Lexmark is keeping its two new channel chiefs off the radar.

Mike Johnson and David Baird both took the helm of the printer vendor’s channel in early January, during the company’s "quiet period" – or weeks before it announced its earnings – and subsequently were not available for interviews, according to Lexmark.

On Tuesday, the company reported its Q4 numbers, but a Lexmark spokesperson said the company still is not ready for the new channel chiefs to speak to Channel Insider. "I will contact you when we are ready for a meeting," said Nancy Fraley, Lexmark spokesperson, in an e-mail.

What gives? Normally vendors want to introduce their channel chiefs and discuss their plans for the channel, be they new programs and services, or just keeping things status quo. After all, change has occurred within the ranks, and vendors want to ensure their channel partners that all is well.

Lexmark, it seems, isn’t ready to do that.

After an impressive product rollout last October that included monochrome and color-laser printers and both monochrome and color multifunction devices, Lexmark seemed poised to take on its competitors with renewed strength.

"People seem encouraged with the new product line," said Mike Hicks, president of EBM, a Lexmark reseller and distributor based in Lexington, Ky. "I’m excited about their durability and capability. In the A4 area especially I see some good product to go to the market with."

But Lexmark surprised many in November when it laid off channel chief Sharon Brindley, who led Lexmark’s U.S. channels and alliances since 2006. She had been cited as one of the channel’s most influential executives by trade publications, but although she was credited as an effective and capable channel leader, her tenure was marked by a consistent decline in Lexmark’s market position and channel ratings.

Brindley was one of 50 sales and marketing people to be laid off in November. In addition, sources say Lexmark took steps to eliminate much of its channel inside sales and technical support team, outsourcing those functions to a company in Cebu, Philippines.

Despite the cost-cutting measures, Lexmark’s earnings continued its downhill slide. The company reported its fourth-quarter profit was down a whopping 82 percent to $18.1 million from $99 million in the same period a year ago, while revenue in the quarter declined 17 percent to $1.08 billion from $1.31 billion a year ago.

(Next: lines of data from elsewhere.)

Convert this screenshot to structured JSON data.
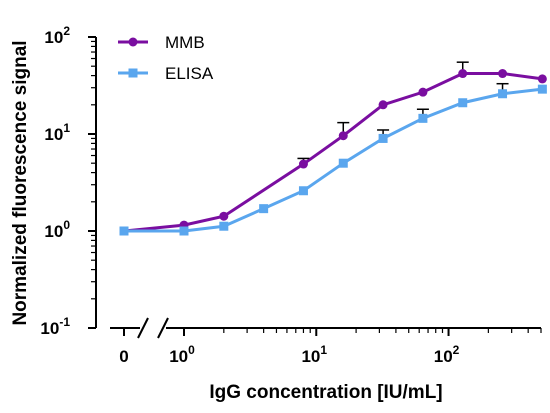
{
  "chart_data": {
    "type": "line",
    "xlabel": "IgG concentration [IU/mL]",
    "ylabel": "Normalized fluorescence signal",
    "x_scale": "log",
    "y_scale": "log",
    "x_axis_break": true,
    "zero_tick_label": "0",
    "xlim": [
      1,
      500
    ],
    "ylim": [
      0.1,
      100
    ],
    "grid": false,
    "legend_position": "top-left",
    "x_ticks": [
      {
        "base": "10",
        "exp": "0",
        "value": 1
      },
      {
        "base": "10",
        "exp": "1",
        "value": 10
      },
      {
        "base": "10",
        "exp": "2",
        "value": 100
      }
    ],
    "y_ticks": [
      {
        "base": "10",
        "exp": "-1",
        "value": 0.1
      },
      {
        "base": "10",
        "exp": "0",
        "value": 1
      },
      {
        "base": "10",
        "exp": "1",
        "value": 10
      },
      {
        "base": "10",
        "exp": "2",
        "value": 100
      }
    ],
    "series": [
      {
        "name": "MMB",
        "color": "#7a0ea0",
        "marker": "circle",
        "points": [
          {
            "x": 0,
            "y": 1.0
          },
          {
            "x": 1,
            "y": 1.15
          },
          {
            "x": 2,
            "y": 1.42
          },
          {
            "x": 8,
            "y": 4.9,
            "err": 0.7
          },
          {
            "x": 16,
            "y": 9.6,
            "err": 3.5
          },
          {
            "x": 32,
            "y": 20.0
          },
          {
            "x": 64,
            "y": 27.0
          },
          {
            "x": 128,
            "y": 42.0,
            "err": 13.0
          },
          {
            "x": 256,
            "y": 42.0
          },
          {
            "x": 512,
            "y": 37.0
          }
        ]
      },
      {
        "name": "ELISA",
        "color": "#5aa6ee",
        "marker": "square",
        "points": [
          {
            "x": 0,
            "y": 1.0
          },
          {
            "x": 1,
            "y": 1.0
          },
          {
            "x": 2,
            "y": 1.12
          },
          {
            "x": 4,
            "y": 1.7
          },
          {
            "x": 8,
            "y": 2.6
          },
          {
            "x": 16,
            "y": 5.0
          },
          {
            "x": 32,
            "y": 9.0,
            "err": 2.0
          },
          {
            "x": 64,
            "y": 14.5,
            "err": 3.5
          },
          {
            "x": 128,
            "y": 21.0
          },
          {
            "x": 256,
            "y": 26.0,
            "err": 7.0
          },
          {
            "x": 512,
            "y": 29.0
          }
        ]
      }
    ]
  }
}
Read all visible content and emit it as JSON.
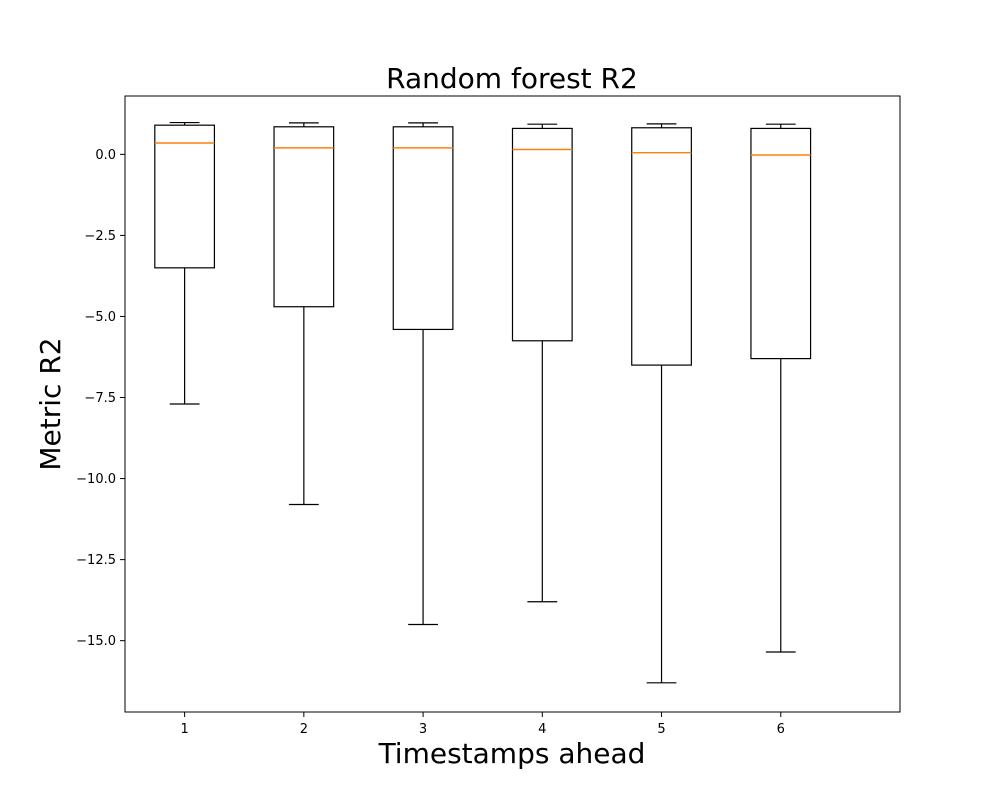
{
  "chart_data": {
    "type": "box",
    "title": "Random forest R2",
    "xlabel": "Timestamps ahead",
    "ylabel": "Metric R2",
    "ylim": [
      -17.2,
      1.8
    ],
    "yticks": [
      0.0,
      -2.5,
      -5.0,
      -7.5,
      -10.0,
      -12.5,
      -15.0
    ],
    "ytick_labels": [
      "0.0",
      "−2.5",
      "−5.0",
      "−7.5",
      "−10.0",
      "−12.5",
      "−15.0"
    ],
    "categories": [
      "1",
      "2",
      "3",
      "4",
      "5",
      "6"
    ],
    "boxes": [
      {
        "category": "1",
        "whisker_low": -7.7,
        "q1": -3.5,
        "median": 0.35,
        "q3": 0.9,
        "whisker_high": 0.98
      },
      {
        "category": "2",
        "whisker_low": -10.8,
        "q1": -4.7,
        "median": 0.2,
        "q3": 0.85,
        "whisker_high": 0.97
      },
      {
        "category": "3",
        "whisker_low": -14.5,
        "q1": -5.4,
        "median": 0.2,
        "q3": 0.85,
        "whisker_high": 0.97
      },
      {
        "category": "4",
        "whisker_low": -13.8,
        "q1": -5.75,
        "median": 0.15,
        "q3": 0.8,
        "whisker_high": 0.93
      },
      {
        "category": "5",
        "whisker_low": -16.3,
        "q1": -6.5,
        "median": 0.05,
        "q3": 0.82,
        "whisker_high": 0.94
      },
      {
        "category": "6",
        "whisker_low": -15.35,
        "q1": -6.3,
        "median": -0.02,
        "q3": 0.8,
        "whisker_high": 0.93
      }
    ],
    "colors": {
      "box": "#000000",
      "median": "#ff7f0e",
      "background": "#ffffff"
    },
    "grid": false,
    "legend": "none"
  }
}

For the year, net income was down 20 percent to $240.2 million from $300.8 million, and revenue fell 9 percent to $4.53 billion from $4.97 billion a year ago.

And last week, Lexmark advised investors that it was restructuring, a move that includes eliminating 375 jobs. What that means for the channel is anybody’s guess.

"Mr. Johnson did call me this week to touch base and reach out," Hicks said. "He wanted me to know he’s there should I need anything. He reached out to me and I’m assuming a few others – I can’t say how many channel chiefs give me a call on a regular basis."